Faut-il rappeler que c’est uniquement en Amérique du Nord où les droits de scolarité sont aussi élevés dans les établissements publics, alors que partout ailleurs l’enseignement public est pratiquement gratuit, soit sans aucun frais de scolarité pour tout le monde, soit doté d’un système de bourses (non remboursables, contrairement aux prêts) qui assure la gratuité complète pour les moins fortunés ? Faut-il rappeler que les grandes écoles et universités privées de pratiquement tous les pays étrangers sont beaucoup moins chères que celles des États-Unis ? Faut-il rappeler aussi que dans les pays scandinaves les étudiants sont payés pour étudier et que même les pays les plus pauvres de la planète, notamment ceux d’Afrique francophone, tels que par ex. le Burkina Faso, se font un honneur de supprimer tous les coûts de l’éducation ou au moins de les réduire au plus bas niveau possible (non pas simplement les frais de dossier et les droits de scolarité, mais y inclus aussi le coût d'achat des manuels, les frais de repas et d'hébergement et les primes d'assurance) ?
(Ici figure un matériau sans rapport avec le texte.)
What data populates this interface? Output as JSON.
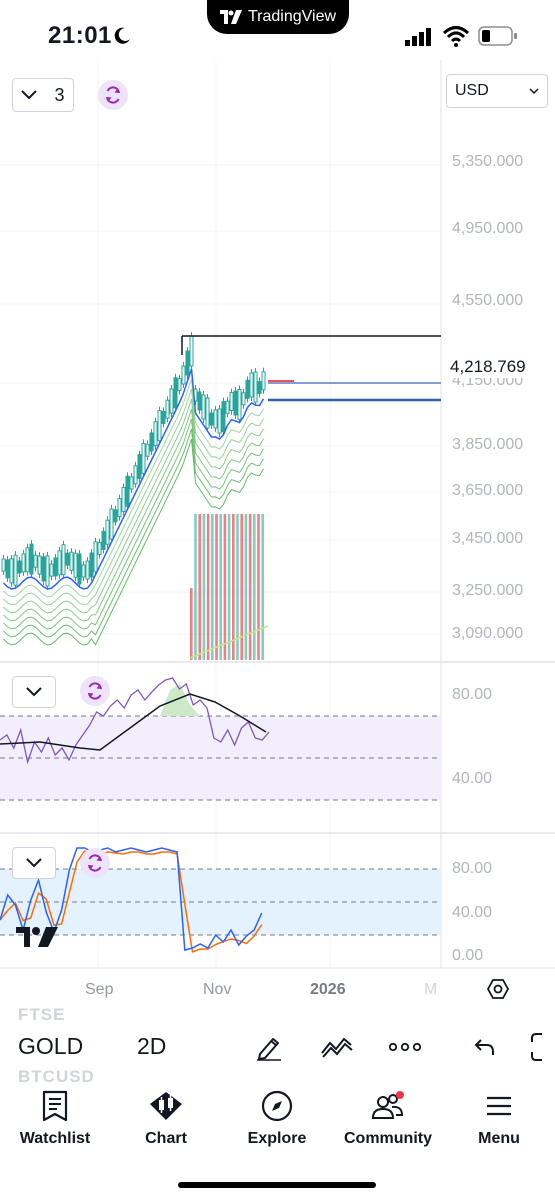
{
  "status_bar": {
    "time": "21:01",
    "app_badge": "TradingView"
  },
  "chart": {
    "interval_count": "3",
    "currency": "USD",
    "price_axis": [
      "5,350.000",
      "4,950.000",
      "4,550.000",
      "4,150.000",
      "3,850.000",
      "3,650.000",
      "3,450.000",
      "3,250.000",
      "3,090.000"
    ],
    "last_price": "4,218.769",
    "time_axis": [
      "Sep",
      "Nov",
      "2026",
      "M"
    ],
    "colors": {
      "up": "#26a69a",
      "down": "#ef5350",
      "ema": "#2962ff",
      "ribbon": "#4caf50",
      "rsi": "#7e57c2",
      "stoch_k": "#2962ff",
      "stoch_d": "#ff6d00"
    }
  },
  "rsi": {
    "levels": [
      "80.00",
      "40.00"
    ]
  },
  "stoch": {
    "levels": [
      "80.00",
      "40.00",
      "0.00"
    ]
  },
  "toolbar": {
    "symbol": "GOLD",
    "timeframe": "2D",
    "ghost_symbols": [
      "FTSE",
      "BTCUSD"
    ]
  },
  "nav": {
    "items": [
      {
        "label": "Watchlist",
        "icon": "watchlist-icon"
      },
      {
        "label": "Chart",
        "icon": "chart-icon"
      },
      {
        "label": "Explore",
        "icon": "compass-icon"
      },
      {
        "label": "Community",
        "icon": "community-icon"
      },
      {
        "label": "Menu",
        "icon": "menu-icon"
      }
    ]
  }
}
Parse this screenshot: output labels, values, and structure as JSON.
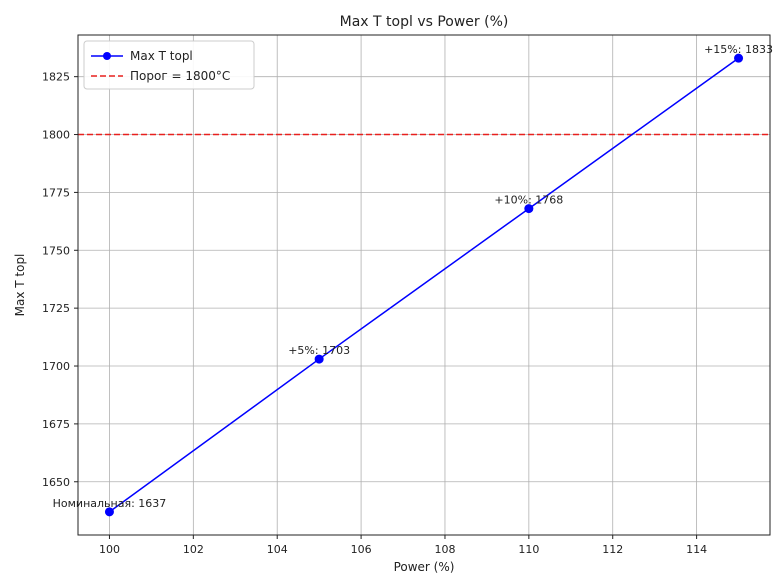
{
  "chart_data": {
    "type": "line",
    "title": "Max T topl vs Power (%)",
    "xlabel": "Power (%)",
    "ylabel": "Max T topl",
    "xlim": [
      99.25,
      115.75
    ],
    "ylim": [
      1627,
      1843
    ],
    "xticks": [
      100,
      102,
      104,
      106,
      108,
      110,
      112,
      114
    ],
    "yticks": [
      1650,
      1675,
      1700,
      1725,
      1750,
      1775,
      1800,
      1825
    ],
    "grid": true,
    "legend_position": "top-left",
    "series": [
      {
        "name": "Max T topl",
        "color": "#0000ff",
        "marker": "circle",
        "x": [
          100,
          105,
          110,
          115
        ],
        "y": [
          1637,
          1703,
          1768,
          1833
        ],
        "point_labels": [
          "Номинальная: 1637",
          "+5%: 1703",
          "+10%: 1768",
          "+15%: 1833"
        ]
      }
    ],
    "reference_lines": [
      {
        "name": "Порог = 1800°C",
        "axis": "y",
        "value": 1800,
        "color": "#e8201e",
        "style": "dashed"
      }
    ]
  }
}
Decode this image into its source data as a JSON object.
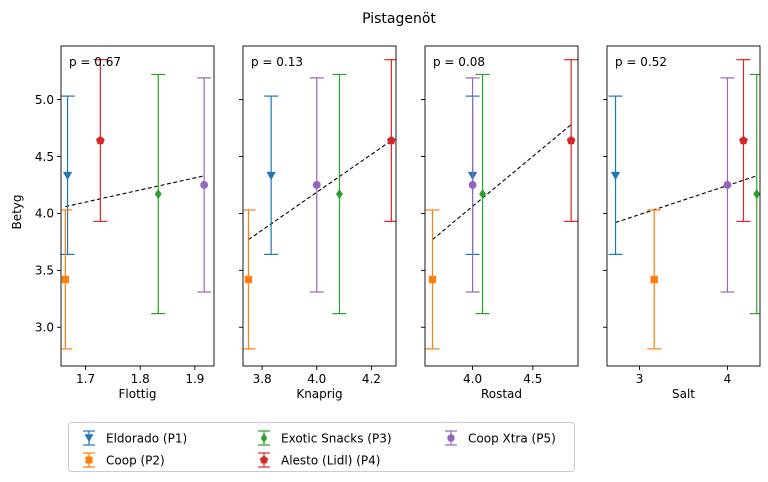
{
  "chart_data": {
    "type": "scatter",
    "title": "Pistagenöt",
    "ylabel": "Betyg",
    "ylim": [
      2.66,
      5.47
    ],
    "yticks": [
      3.0,
      3.5,
      4.0,
      4.5,
      5.0
    ],
    "ytick_labels": [
      "3.0",
      "3.5",
      "4.0",
      "4.5",
      "5.0"
    ],
    "products": [
      {
        "name": "Eldorado (P1)",
        "color": "#1f77b4",
        "marker": "triangle-down",
        "y": 4.33,
        "ylow": 3.64,
        "yhigh": 5.03
      },
      {
        "name": "Coop (P2)",
        "color": "#ff7f0e",
        "marker": "square",
        "y": 3.42,
        "ylow": 2.81,
        "yhigh": 4.03
      },
      {
        "name": "Exotic Snacks (P3)",
        "color": "#2ca02c",
        "marker": "diamond",
        "y": 4.17,
        "ylow": 3.12,
        "yhigh": 5.22
      },
      {
        "name": "Alesto (Lidl) (P4)",
        "color": "#d62728",
        "marker": "pentagon",
        "y": 4.64,
        "ylow": 3.93,
        "yhigh": 5.35
      },
      {
        "name": "Coop Xtra (P5)",
        "color": "#9467bd",
        "marker": "circle",
        "y": 4.25,
        "ylow": 3.31,
        "yhigh": 5.19
      }
    ],
    "panels": [
      {
        "xlabel": "Flottig",
        "pvalue": "p = 0.67",
        "xlim": [
          1.655,
          1.935
        ],
        "xticks": [
          1.7,
          1.8,
          1.9
        ],
        "xtick_labels": [
          "1.7",
          "1.8",
          "1.9"
        ],
        "x": [
          1.667,
          1.663,
          1.833,
          1.727,
          1.917
        ],
        "fit": {
          "x1": 1.663,
          "y1": 4.06,
          "x2": 1.917,
          "y2": 4.33
        }
      },
      {
        "xlabel": "Knaprig",
        "pvalue": "p = 0.13",
        "xlim": [
          3.73,
          4.29
        ],
        "xticks": [
          3.8,
          4.0,
          4.2
        ],
        "xtick_labels": [
          "3.8",
          "4.0",
          "4.2"
        ],
        "x": [
          3.833,
          3.75,
          4.083,
          4.273,
          4.0
        ],
        "fit": {
          "x1": 3.75,
          "y1": 3.77,
          "x2": 4.273,
          "y2": 4.64
        }
      },
      {
        "xlabel": "Rostad",
        "pvalue": "p = 0.08",
        "xlim": [
          3.605,
          4.875
        ],
        "xticks": [
          4.0,
          4.5
        ],
        "xtick_labels": [
          "4.0",
          "4.5"
        ],
        "x": [
          4.0,
          3.667,
          4.083,
          4.818,
          4.0
        ],
        "fit": {
          "x1": 3.667,
          "y1": 3.77,
          "x2": 4.818,
          "y2": 4.78
        }
      },
      {
        "xlabel": "Salt",
        "pvalue": "p = 0.52",
        "xlim": [
          2.63,
          4.37
        ],
        "xticks": [
          3,
          4
        ],
        "xtick_labels": [
          "3",
          "4"
        ],
        "x": [
          2.727,
          3.167,
          4.333,
          4.182,
          4.0
        ],
        "fit": {
          "x1": 2.727,
          "y1": 3.92,
          "x2": 4.333,
          "y2": 4.33
        }
      }
    ],
    "legend": {
      "position": "bottom",
      "ncol": 3
    }
  }
}
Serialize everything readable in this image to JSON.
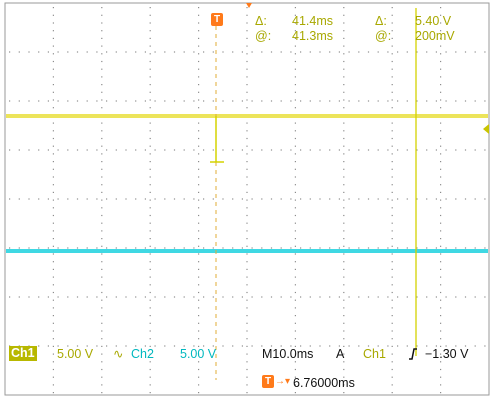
{
  "colors": {
    "ch1": "#ece45a",
    "ch2": "#3fd8e3",
    "cursor": "#d4d200",
    "trigger_marker": "#ff7a1a",
    "grid": "#9a9a9a"
  },
  "cursors": {
    "time_delta_symbol": "Δ:",
    "time_delta": "41.4ms",
    "time_at_symbol": "@:",
    "time_at": "41.3ms",
    "volt_delta_symbol": "Δ:",
    "volt_delta": "5.40 V",
    "volt_at_symbol": "@:",
    "volt_at": "200mV"
  },
  "status": {
    "ch1_label": "Ch1",
    "ch1_scale": "5.00 V",
    "ch1_coupling_icon": "∿",
    "ch2_label": "Ch2",
    "ch2_scale": "5.00 V",
    "timebase": "M10.0ms",
    "acq_mode": "A",
    "trigger_source": "Ch1",
    "trigger_slope_icon": "rising-edge",
    "trigger_level": "−1.30 V",
    "trigger_position": "6.76000ms"
  },
  "icons": {
    "trigger_marker": "T",
    "trigger_offset_arrow": "→▾"
  }
}
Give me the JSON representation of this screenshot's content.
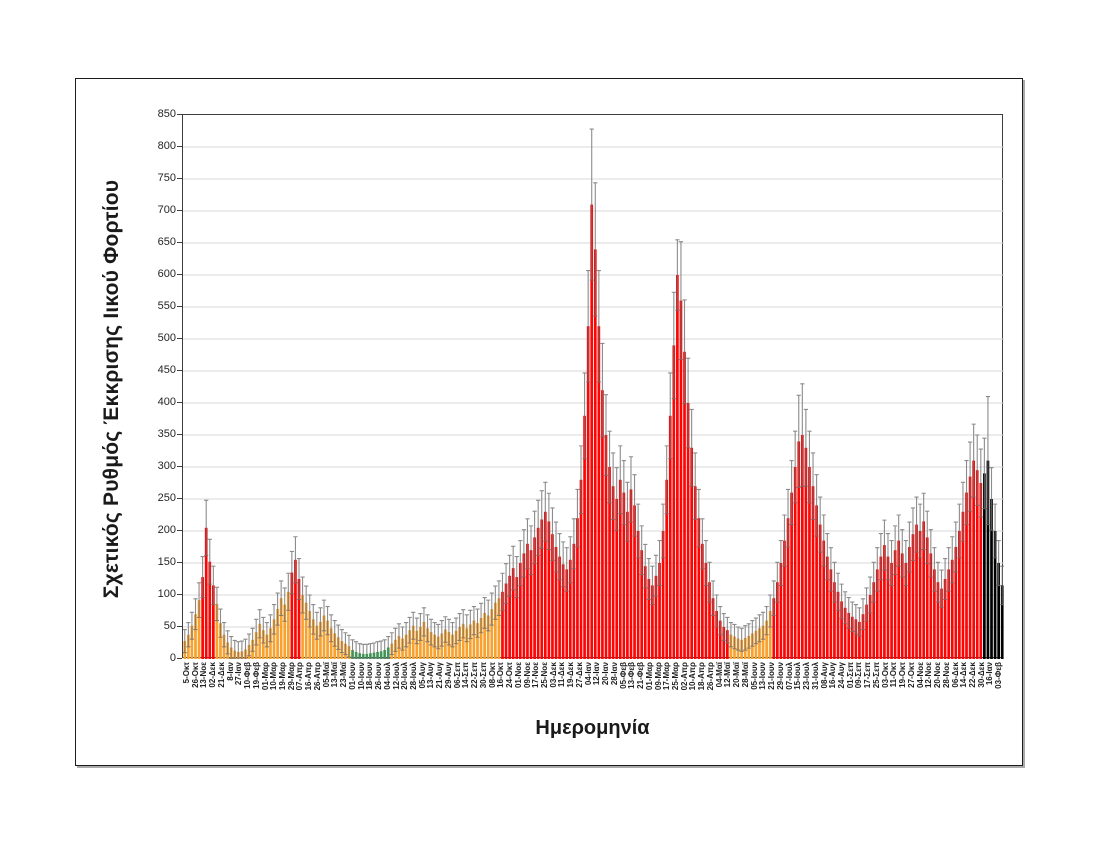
{
  "figure": {
    "kind": "excel-style column chart with error bars",
    "background": "#FFFFFF",
    "border_color": "#1C1C1C"
  },
  "chart_data": {
    "type": "bar",
    "title": "",
    "ylabel": "Σχετικός Ρυθμός Έκκρισης Ιικού Φορτίου",
    "xlabel": "Ημερομηνία",
    "ylim": [
      0,
      850
    ],
    "ytick_step": 50,
    "y_tick_labels": [
      0,
      50,
      100,
      150,
      200,
      250,
      300,
      350,
      400,
      450,
      500,
      550,
      600,
      650,
      700,
      750,
      800,
      850
    ],
    "grid": true,
    "legend_position": "none",
    "x_tick_labels": [
      "5-Οκτ",
      "26-Οκτ",
      "13-Νοε",
      "02-Δεκ",
      "21-Δεκ",
      "8-Ιαν",
      "27-Ιαν",
      "10-Φεβ",
      "19-Φεβ",
      "01-Μαρ",
      "10-Μαρ",
      "19-Μαρ",
      "29-Μαρ",
      "07-Απρ",
      "16-Απρ",
      "26-Απρ",
      "05-Μαϊ",
      "13-Μαϊ",
      "23-Μαϊ",
      "01-Ιουν",
      "10-Ιουν",
      "18-Ιουν",
      "26-Ιουν",
      "04-Ιουλ",
      "12-Ιουλ",
      "20-Ιουλ",
      "28-Ιουλ",
      "05-Αυγ",
      "13-Αυγ",
      "21-Αυγ",
      "29-Αυγ",
      "06-Σεπ",
      "14-Σεπ",
      "22-Σεπ",
      "30-Σεπ",
      "08-Οκτ",
      "16-Οκτ",
      "24-Οκτ",
      "01-Νοε",
      "09-Νοε",
      "17-Νοε",
      "25-Νοε",
      "03-Δεκ",
      "11-Δεκ",
      "19-Δεκ",
      "27-Δεκ",
      "04-Ιαν",
      "12-Ιαν",
      "20-Ιαν",
      "28-Ιαν",
      "05-Φεβ",
      "13-Φεβ",
      "21-Φεβ",
      "01-Μαρ",
      "09-Μαρ",
      "17-Μαρ",
      "25-Μαρ",
      "02-Απρ",
      "10-Απρ",
      "18-Απρ",
      "26-Απρ",
      "04-Μαϊ",
      "12-Μαϊ",
      "20-Μαϊ",
      "28-Μαϊ",
      "05-Ιουν",
      "13-Ιουν",
      "21-Ιουν",
      "29-Ιουν",
      "07-Ιουλ",
      "15-Ιουλ",
      "23-Ιουλ",
      "31-Ιουλ",
      "08-Αυγ",
      "16-Αυγ",
      "24-Αυγ",
      "01-Σεπ",
      "09-Σεπ",
      "17-Σεπ",
      "25-Σεπ",
      "03-Οκτ",
      "11-Οκτ",
      "19-Οκτ",
      "27-Οκτ",
      "04-Νοε",
      "12-Νοε",
      "20-Νοε",
      "28-Νοε",
      "06-Δεκ",
      "14-Δεκ",
      "22-Δεκ",
      "30-Δεκ",
      "16-Ιαν",
      "03-Φεβ"
    ],
    "bars": {
      "count": 230,
      "values": [
        28,
        38,
        52,
        70,
        92,
        128,
        205,
        152,
        115,
        86,
        56,
        38,
        26,
        18,
        13,
        11,
        12,
        15,
        22,
        30,
        42,
        55,
        45,
        38,
        48,
        62,
        78,
        95,
        85,
        105,
        135,
        155,
        125,
        100,
        88,
        75,
        62,
        52,
        58,
        68,
        60,
        48,
        40,
        34,
        28,
        24,
        20,
        14,
        11,
        9,
        8,
        8,
        9,
        10,
        11,
        12,
        14,
        18,
        24,
        30,
        36,
        32,
        38,
        45,
        52,
        44,
        50,
        58,
        48,
        42,
        38,
        35,
        40,
        46,
        42,
        38,
        44,
        50,
        55,
        48,
        54,
        60,
        56,
        64,
        72,
        68,
        78,
        88,
        95,
        105,
        118,
        130,
        142,
        128,
        150,
        165,
        180,
        170,
        190,
        205,
        218,
        230,
        215,
        195,
        175,
        160,
        148,
        140,
        155,
        180,
        220,
        280,
        380,
        520,
        710,
        640,
        520,
        420,
        350,
        300,
        270,
        250,
        280,
        260,
        230,
        265,
        240,
        200,
        170,
        145,
        125,
        115,
        130,
        150,
        200,
        280,
        380,
        490,
        600,
        560,
        480,
        400,
        330,
        270,
        220,
        180,
        150,
        120,
        95,
        75,
        60,
        50,
        45,
        38,
        35,
        32,
        30,
        33,
        36,
        40,
        44,
        48,
        52,
        60,
        75,
        95,
        120,
        150,
        185,
        220,
        260,
        300,
        340,
        350,
        330,
        300,
        270,
        240,
        210,
        185,
        160,
        140,
        120,
        105,
        90,
        80,
        72,
        66,
        62,
        58,
        70,
        85,
        100,
        120,
        140,
        160,
        178,
        160,
        150,
        170,
        185,
        165,
        150,
        175,
        195,
        210,
        200,
        215,
        190,
        165,
        140,
        120,
        110,
        125,
        140,
        155,
        175,
        200,
        230,
        260,
        285,
        310,
        295,
        275,
        290,
        310,
        250,
        200,
        150,
        115
      ],
      "errors": [
        18,
        19,
        21,
        24,
        27,
        32,
        43,
        35,
        30,
        26,
        22,
        19,
        18,
        17,
        16,
        16,
        16,
        16,
        17,
        18,
        20,
        22,
        20,
        19,
        21,
        23,
        25,
        27,
        26,
        29,
        33,
        36,
        32,
        28,
        26,
        25,
        23,
        21,
        22,
        24,
        22,
        21,
        20,
        19,
        18,
        17,
        17,
        16,
        16,
        15,
        15,
        15,
        15,
        15,
        16,
        16,
        16,
        17,
        17,
        18,
        19,
        18,
        19,
        20,
        21,
        20,
        21,
        22,
        21,
        20,
        19,
        19,
        20,
        20,
        20,
        19,
        20,
        21,
        22,
        21,
        22,
        22,
        22,
        23,
        24,
        24,
        25,
        26,
        27,
        29,
        31,
        32,
        34,
        32,
        35,
        37,
        39,
        38,
        41,
        43,
        45,
        46,
        44,
        41,
        39,
        36,
        35,
        34,
        36,
        39,
        45,
        53,
        67,
        87,
        118,
        104,
        87,
        73,
        63,
        56,
        52,
        49,
        53,
        50,
        46,
        51,
        48,
        42,
        38,
        34,
        32,
        30,
        32,
        35,
        42,
        53,
        67,
        83,
        55,
        92,
        81,
        70,
        60,
        52,
        45,
        39,
        35,
        31,
        27,
        25,
        22,
        21,
        20,
        19,
        19,
        18,
        18,
        19,
        19,
        20,
        20,
        21,
        21,
        22,
        25,
        27,
        31,
        35,
        40,
        45,
        50,
        56,
        72,
        80,
        60,
        56,
        52,
        48,
        43,
        40,
        36,
        34,
        31,
        29,
        27,
        25,
        24,
        23,
        23,
        22,
        24,
        26,
        28,
        31,
        34,
        36,
        39,
        36,
        35,
        38,
        40,
        37,
        35,
        39,
        41,
        43,
        42,
        44,
        41,
        37,
        34,
        31,
        29,
        32,
        34,
        36,
        39,
        42,
        46,
        50,
        54,
        57,
        55,
        53,
        55,
        100,
        49,
        42,
        35,
        30
      ],
      "levels": "ooooorrrrooooooooooooooooooooorrroooooooooooooogggggggggggooooooooooooooooooooooooooooooorrrrrrrrrrrrrrrrrrrrrrrrrrrrrrrrrrrrrrrrrrrrrrrrrrrrrrrrrrrrrrrroooooooooooorrrrrrrrrrrrrrrrrrrrrrrrrrrrrrrrrrrrrrrrrrrrrrrrrrrrrrrrrrr",
      "level_colors": {
        "r": "#FB0505",
        "o": "#F7A12E",
        "g": "#33A850"
      },
      "error_bar_color": "#6F6F6F"
    },
    "style": {
      "grid_color": "#D9D9D9",
      "axis_color": "#3D3D3D",
      "tick_text_color": "#262626",
      "title_text_color": "#1A1A1A"
    }
  }
}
On ne peut pas en même temps prôner la productivité des entreprises au nom de la mondialisation et ne pas se mettre au même niveau de compétitivité que les autres pays. Ne pas se mettre au diapason, et en plus vouloir brimer le droit à l'éducation pour tous, est un non-sens économique, car c’est profondément contraire à l'intérêt bien compris de la Nation d'assurer le meilleur avenir possible aux jeunes, de stimuler l’économie grâce à un niveau plus élevé d’éducation, d’augmenter le niveau de vie grâce aux nouvelles richesses créées par des gens mieux formés et capables d’innover, et de pouvoir par la suite récolter plus d’impôts grâce à un plus grand nombre de salaires plus élevés et de produits consommés.

C’est pour toutes ces raisons que les étudiants manifestent contre la hausse des frais de scolarité, et qu’en l’occurrence le député Amir Khadir s’est fait arrêté par la police de Québec malgré la loi qui stipule que tout parlementaire de toute province canadienne dispose de l’immunité d’arrestation (dite en anglais “freedom of arrest” ou “freedom from arrest”).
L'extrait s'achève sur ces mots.